Audi n'est pas le seul constructeur à envisager cette fonction automatisée. Lexus s'y intéresse également. Il a profité de la tenue du CES pour dévoiler un modèle expérimental capable de prendre lui-même les commandes. Toutefois, la marque japonaise demeure perplexe sur la suite à donner à ce projet à court et à moyen terme.

Comme bien d'autres acteurs de l'industrie, Lexus est réticent à autoriser la machine à agir sans une intervention humaine. Le conducteur doit être le seul maître à bord. Il doit être tenu responsable. Pour le moment, le prototype conçu par Lexus sur la base d'une berline LS est destiné à faire la démonstration des technologies automatisées, sans plus. D'ailleurs, la marque de luxe de Toyota n'a pas l'intention de demander une autorisation pour mener des essais sur les routes américaines.

Plus complexe que de relier seulement des fils

Toutes les technologies nécessaires à la réalisation d'un dispositif de «pilote automatique» existent déjà.

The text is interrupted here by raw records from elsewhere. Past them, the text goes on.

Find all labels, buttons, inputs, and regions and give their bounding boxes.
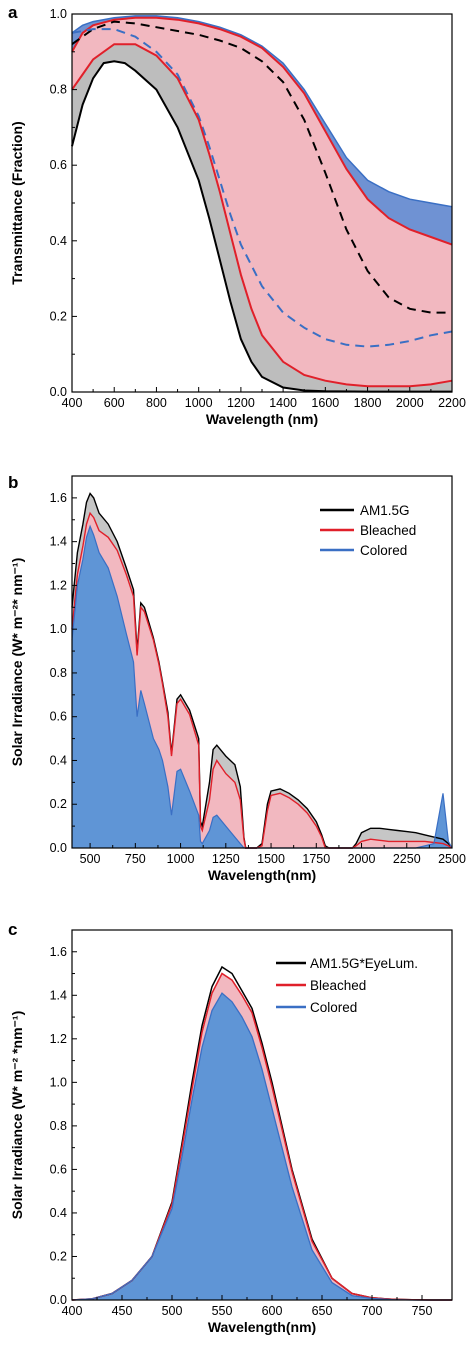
legend: AM1.5G*EyeLum. Bleached Colored: [276, 956, 418, 1015]
x-tick-label: 2250: [393, 852, 421, 866]
red-upper-line: [71, 16, 453, 246]
x-tick-label: 500: [80, 852, 101, 866]
x-tick-label: 1250: [212, 852, 240, 866]
y-tick-label: 0.6: [50, 158, 67, 172]
y-tick-label: 0.8: [50, 1119, 67, 1133]
y-tick-label: 0.0: [50, 385, 67, 399]
y-tick-label: 1.4: [50, 988, 67, 1002]
blue-dashed-line: [71, 28, 453, 348]
legend-label: AM1.5G: [360, 503, 410, 518]
y-tick-label: 1.0: [50, 1075, 67, 1089]
y-axis-title: Transmittance (Fraction): [9, 121, 25, 284]
x-tick-label: 700: [362, 1304, 383, 1318]
x-tick-label: 550: [212, 1304, 233, 1318]
x-axis-title: Wavelength (nm): [206, 411, 318, 427]
panel-b-solar-irradiance: b 500 750 1000 1250 1500 1750 2000 2250 2500 0.0 0…: [8, 473, 466, 883]
x-tick-label: 1600: [311, 396, 339, 410]
y-tick-label: 0.4: [50, 753, 67, 767]
y-tick-label: 1.0: [50, 7, 67, 21]
y-tick-label: 1.0: [50, 622, 67, 636]
y-tick-label: 0.0: [50, 841, 67, 855]
pink-band: [72, 17, 452, 387]
x-tick-label: 800: [146, 396, 167, 410]
y-tick-label: 1.2: [50, 578, 67, 592]
legend-label: Colored: [310, 1000, 357, 1015]
x-tick-label: 400: [62, 1304, 83, 1318]
x-axis-title: Wavelength(nm): [208, 867, 316, 883]
panel-a-transmittance: a 400 600 800 1000 1200 1400 1600 1800 2000 2200 0…: [8, 3, 466, 427]
y-tick-label: 0.8: [50, 666, 67, 680]
panel-c-eye-weighted-irradiance: c 400 450 500 550 600 650 700 750 0.0 0.2 0.4 0.6 0.…: [8, 920, 453, 1335]
x-tick-label: 1800: [354, 396, 382, 410]
red-lower-line: [71, 43, 453, 388]
y-tick-label: 1.2: [50, 1032, 67, 1046]
y-tick-label: 0.0: [50, 1293, 67, 1307]
legend-label: Bleached: [360, 523, 416, 538]
colored-fill: [72, 526, 452, 848]
legend-label: Bleached: [310, 978, 366, 993]
x-tick-label: 750: [125, 852, 146, 866]
black-dashed-line: [71, 20, 452, 314]
y-tick-label: 1.6: [50, 491, 67, 505]
x-tick-label: 750: [412, 1304, 433, 1318]
x-tick-label: 1500: [257, 852, 285, 866]
x-tick-label: 650: [312, 1304, 333, 1318]
y-axis-title: Solar Irradiance (W* m⁻² *nm⁻¹): [9, 1011, 25, 1219]
bleached-line: [71, 511, 453, 849]
x-tick-label: 2500: [438, 852, 466, 866]
y-tick-label: 0.4: [50, 1206, 67, 1220]
x-tick-label: 600: [262, 1304, 283, 1318]
plot-frame: [71, 475, 453, 849]
y-tick-label: 0.4: [50, 234, 67, 248]
x-tick-label: 2000: [348, 852, 376, 866]
blue-upper-line: [71, 15, 453, 208]
y-tick-label: 0.2: [50, 1249, 67, 1263]
x-tick-label: 2000: [396, 396, 424, 410]
x-tick-label: 400: [62, 396, 83, 410]
y-tick-label: 1.4: [50, 535, 67, 549]
panel-letter-a: a: [8, 3, 18, 22]
x-axis-title: Wavelength(nm): [208, 1319, 316, 1335]
x-tick-label: 1000: [185, 396, 213, 410]
panel-letter-b: b: [8, 473, 18, 492]
legend-label: Colored: [360, 543, 407, 558]
x-tick-label: 2200: [438, 396, 466, 410]
y-tick-label: 0.2: [50, 797, 67, 811]
panel-letter-c: c: [8, 920, 17, 939]
black-solid-line: [71, 60, 452, 393]
y-tick-label: 0.6: [50, 710, 67, 724]
y-tick-label: 1.6: [50, 945, 67, 959]
x-tick-label: 1200: [227, 396, 255, 410]
legend: AM1.5G Bleached Colored: [320, 503, 416, 558]
bleached-fill: [72, 513, 452, 848]
x-tick-label: 1400: [269, 396, 297, 410]
x-tick-label: 450: [112, 1304, 133, 1318]
y-axis-title: Solar Irradiance (W* m⁻²* nm⁻¹): [9, 558, 25, 766]
x-tick-label: 600: [104, 396, 125, 410]
x-tick-label: 1000: [167, 852, 195, 866]
plot-frame: [71, 929, 453, 1301]
colored-fill: [72, 993, 452, 1300]
x-tick-label: 500: [162, 1304, 183, 1318]
y-tick-label: 0.2: [50, 309, 67, 323]
blue-band: [72, 15, 452, 245]
y-tick-label: 0.8: [50, 83, 67, 97]
legend-label: AM1.5G*EyeLum.: [310, 956, 418, 971]
y-tick-label: 0.6: [50, 1162, 67, 1176]
x-tick-label: 1750: [302, 852, 330, 866]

Les voitures modernes sont en effet en mesure d'accélérer, de freiner et de braquer d'elle-même. Elles ont également à l'oeil les autres usagers de la route, y compris les piétons. Elles peuvent aussi se garer d'elles-mêmes. L'objectif ici est de partager toutes les informations recueillies entre les différents systèmes. Une tâche plus complexe qu'il n'y paraît.

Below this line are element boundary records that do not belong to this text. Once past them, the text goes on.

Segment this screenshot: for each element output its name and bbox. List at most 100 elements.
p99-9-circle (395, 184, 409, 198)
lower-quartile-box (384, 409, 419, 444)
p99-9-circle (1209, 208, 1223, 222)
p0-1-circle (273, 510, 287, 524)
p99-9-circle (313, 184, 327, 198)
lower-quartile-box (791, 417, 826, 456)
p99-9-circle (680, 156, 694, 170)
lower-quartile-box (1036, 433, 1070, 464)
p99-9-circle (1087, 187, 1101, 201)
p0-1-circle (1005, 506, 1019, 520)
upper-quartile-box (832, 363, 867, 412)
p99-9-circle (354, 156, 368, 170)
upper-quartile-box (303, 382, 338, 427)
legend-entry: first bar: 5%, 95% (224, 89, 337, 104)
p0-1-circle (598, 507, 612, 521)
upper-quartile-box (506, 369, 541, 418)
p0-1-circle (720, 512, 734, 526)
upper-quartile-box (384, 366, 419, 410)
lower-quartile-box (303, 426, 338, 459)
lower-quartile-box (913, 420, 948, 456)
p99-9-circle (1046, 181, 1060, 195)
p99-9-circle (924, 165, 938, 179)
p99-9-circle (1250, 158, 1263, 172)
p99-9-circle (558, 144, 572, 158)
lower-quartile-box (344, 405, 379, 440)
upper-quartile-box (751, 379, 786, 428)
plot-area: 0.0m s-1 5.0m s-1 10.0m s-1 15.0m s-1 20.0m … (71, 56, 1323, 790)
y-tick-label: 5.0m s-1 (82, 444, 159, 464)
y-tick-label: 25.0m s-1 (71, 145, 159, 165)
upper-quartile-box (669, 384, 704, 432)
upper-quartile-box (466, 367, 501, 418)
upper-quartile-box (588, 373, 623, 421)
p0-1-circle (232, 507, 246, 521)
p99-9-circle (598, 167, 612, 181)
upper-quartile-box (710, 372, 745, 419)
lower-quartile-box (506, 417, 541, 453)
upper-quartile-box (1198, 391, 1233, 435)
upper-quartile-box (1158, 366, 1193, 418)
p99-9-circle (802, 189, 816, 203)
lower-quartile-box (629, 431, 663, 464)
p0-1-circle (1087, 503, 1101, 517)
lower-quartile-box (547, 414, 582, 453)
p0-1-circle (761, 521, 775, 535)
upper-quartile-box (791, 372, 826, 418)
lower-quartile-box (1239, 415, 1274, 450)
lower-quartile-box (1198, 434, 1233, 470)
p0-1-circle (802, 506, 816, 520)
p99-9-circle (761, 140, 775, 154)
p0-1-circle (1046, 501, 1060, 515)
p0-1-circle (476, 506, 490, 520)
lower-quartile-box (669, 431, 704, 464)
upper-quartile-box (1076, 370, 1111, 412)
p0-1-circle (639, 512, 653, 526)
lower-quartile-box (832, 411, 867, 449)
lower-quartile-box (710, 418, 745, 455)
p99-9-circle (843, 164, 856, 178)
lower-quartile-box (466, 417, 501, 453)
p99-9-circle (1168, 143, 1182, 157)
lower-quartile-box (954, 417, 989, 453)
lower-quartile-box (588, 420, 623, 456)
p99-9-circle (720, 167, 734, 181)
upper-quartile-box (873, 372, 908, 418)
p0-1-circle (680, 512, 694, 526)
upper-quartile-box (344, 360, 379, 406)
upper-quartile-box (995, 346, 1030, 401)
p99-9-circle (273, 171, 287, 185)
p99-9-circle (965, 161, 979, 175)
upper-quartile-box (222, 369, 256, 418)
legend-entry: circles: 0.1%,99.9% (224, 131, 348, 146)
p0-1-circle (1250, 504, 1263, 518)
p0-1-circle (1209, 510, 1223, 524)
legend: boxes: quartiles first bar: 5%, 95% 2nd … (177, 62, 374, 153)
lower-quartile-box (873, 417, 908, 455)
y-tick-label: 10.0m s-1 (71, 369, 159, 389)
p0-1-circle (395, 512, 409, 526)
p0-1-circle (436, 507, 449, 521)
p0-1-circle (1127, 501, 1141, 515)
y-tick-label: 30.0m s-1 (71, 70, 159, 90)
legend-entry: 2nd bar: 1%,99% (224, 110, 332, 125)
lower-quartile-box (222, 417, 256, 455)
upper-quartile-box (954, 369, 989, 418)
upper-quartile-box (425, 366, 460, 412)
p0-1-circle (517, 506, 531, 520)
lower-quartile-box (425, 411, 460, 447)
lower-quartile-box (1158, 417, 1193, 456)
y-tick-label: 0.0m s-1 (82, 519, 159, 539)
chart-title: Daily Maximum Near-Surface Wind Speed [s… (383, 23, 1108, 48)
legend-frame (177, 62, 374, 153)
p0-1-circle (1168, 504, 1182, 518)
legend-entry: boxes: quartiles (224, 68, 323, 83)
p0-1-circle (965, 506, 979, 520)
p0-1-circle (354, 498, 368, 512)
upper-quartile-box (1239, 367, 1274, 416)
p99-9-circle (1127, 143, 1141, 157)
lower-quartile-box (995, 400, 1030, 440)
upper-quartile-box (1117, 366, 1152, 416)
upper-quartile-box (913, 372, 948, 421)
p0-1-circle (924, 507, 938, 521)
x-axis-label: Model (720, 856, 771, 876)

«Déjà, a rappelé M. Hudi, un véhicule comme l'A8 est composé de quelque 5000 semi-conducteurs. Il est nécessaire non seulement de les relier et de leur intégrer de nouvelles fonctions, de traiter l'information, mais aussi de les miniaturiser, de les alléger et de réduire leur consommation énergétique.»

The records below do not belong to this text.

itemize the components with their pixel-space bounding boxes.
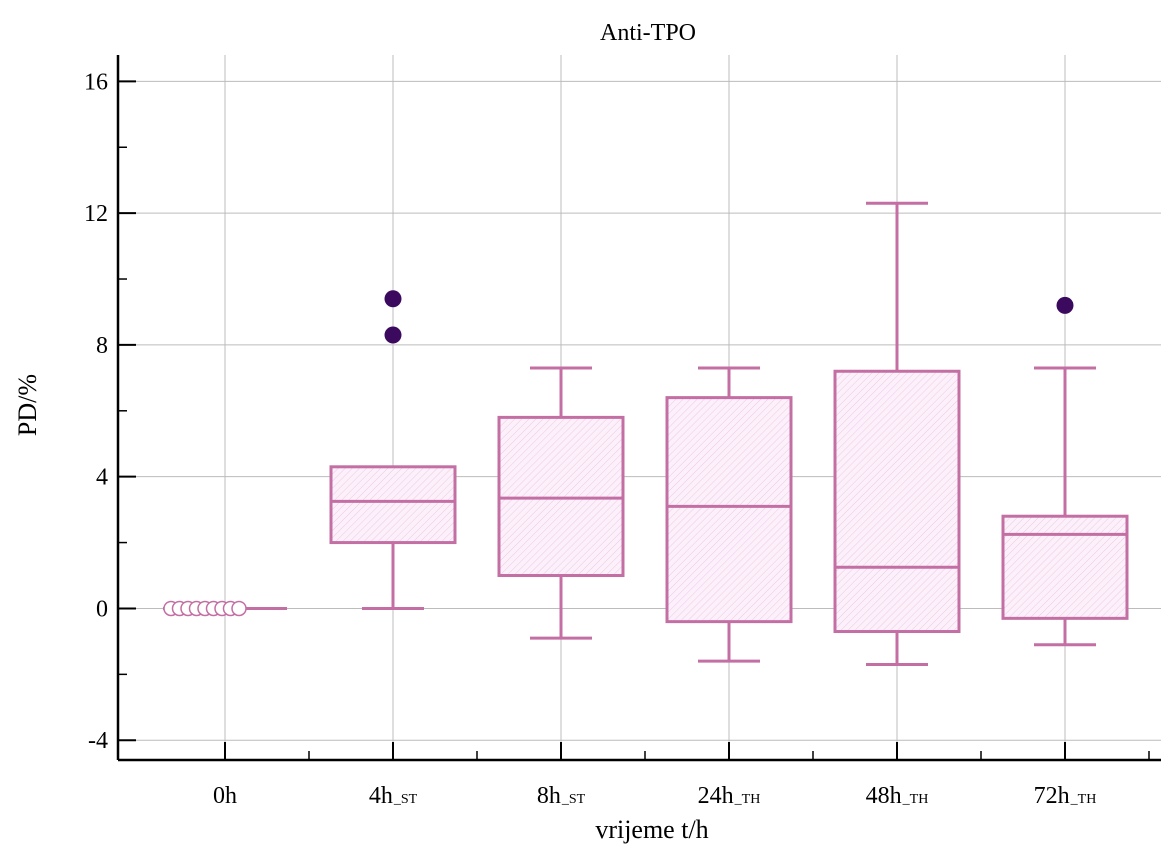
- box-group-8h: [499, 368, 623, 638]
- y-tick-label: 12: [84, 201, 108, 227]
- chart-title: Anti-TPO: [600, 20, 696, 46]
- zero-marker: [232, 601, 246, 615]
- x-tick-label: 24h_TH: [698, 783, 761, 809]
- iqr-box: [499, 417, 623, 575]
- outlier-point: [385, 327, 402, 344]
- x-tick-label: 4h_ST: [369, 783, 418, 809]
- box-group-0h: [163, 601, 287, 615]
- y-axis-label: PD/%: [13, 374, 42, 436]
- box-group-24h: [667, 368, 791, 661]
- iqr-box: [331, 467, 455, 543]
- y-tick-label: 0: [96, 596, 108, 622]
- outlier-point: [385, 290, 402, 307]
- grid-lines: [118, 55, 1161, 760]
- box-group-48h: [835, 203, 959, 664]
- y-tick-label: 16: [84, 69, 108, 95]
- outlier-point: [1057, 297, 1074, 314]
- x-tick-label: 48h_TH: [866, 783, 929, 809]
- iqr-box: [835, 371, 959, 631]
- x-tick-label: 8h_ST: [537, 783, 586, 809]
- x-tick-label: 0h: [213, 783, 237, 809]
- y-tick-label: 4: [96, 465, 108, 491]
- x-axis-label: vrijeme t/h: [595, 815, 708, 844]
- iqr-box: [667, 398, 791, 622]
- axes: [118, 55, 1161, 760]
- boxes: [163, 203, 1127, 664]
- y-tick-label: 8: [96, 333, 108, 359]
- y-tick-label: -4: [88, 728, 108, 754]
- iqr-box: [1003, 516, 1127, 618]
- x-tick-label: 72h_TH: [1034, 783, 1097, 809]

En déresponsabilisant l'automobiliste, les promoteurs du «pilote automatique» craignent toutefois que les constructeurs soient tenus responsables en cas d'accident. Voilà pourquoi, d'une manière générale, les aides à la conduite sur le marché (ABS, correcteur de stabilité, antipatinage, etc.) attendent l'intention du conducteur avant de lui venir en aide. Certains, plus interventionnistes, vont jusqu'à déclencher un freinage (le City Alert de Volvo, par exemple) ou à corriger la trajectoire (Infiniti M) si le véhicule franchit une ligne de marquage sur la chaussée.

Doit-on aller plus loin? Les constructeurs s'interrogent. Ne faut-il pas d'abord apprendre aux automobilistes à bien se servir de l'existant? Et de rappeler le cas encore très actuel des conducteurs qui, puisqu'ils n'ont jamais eu affaire à l'antiblocage des freins, retirent leur pied de la pédale lorsqu'ils ressentent les vibrations dues à l'ABS. Pourtant, cette technologie existe depuis 30 ans.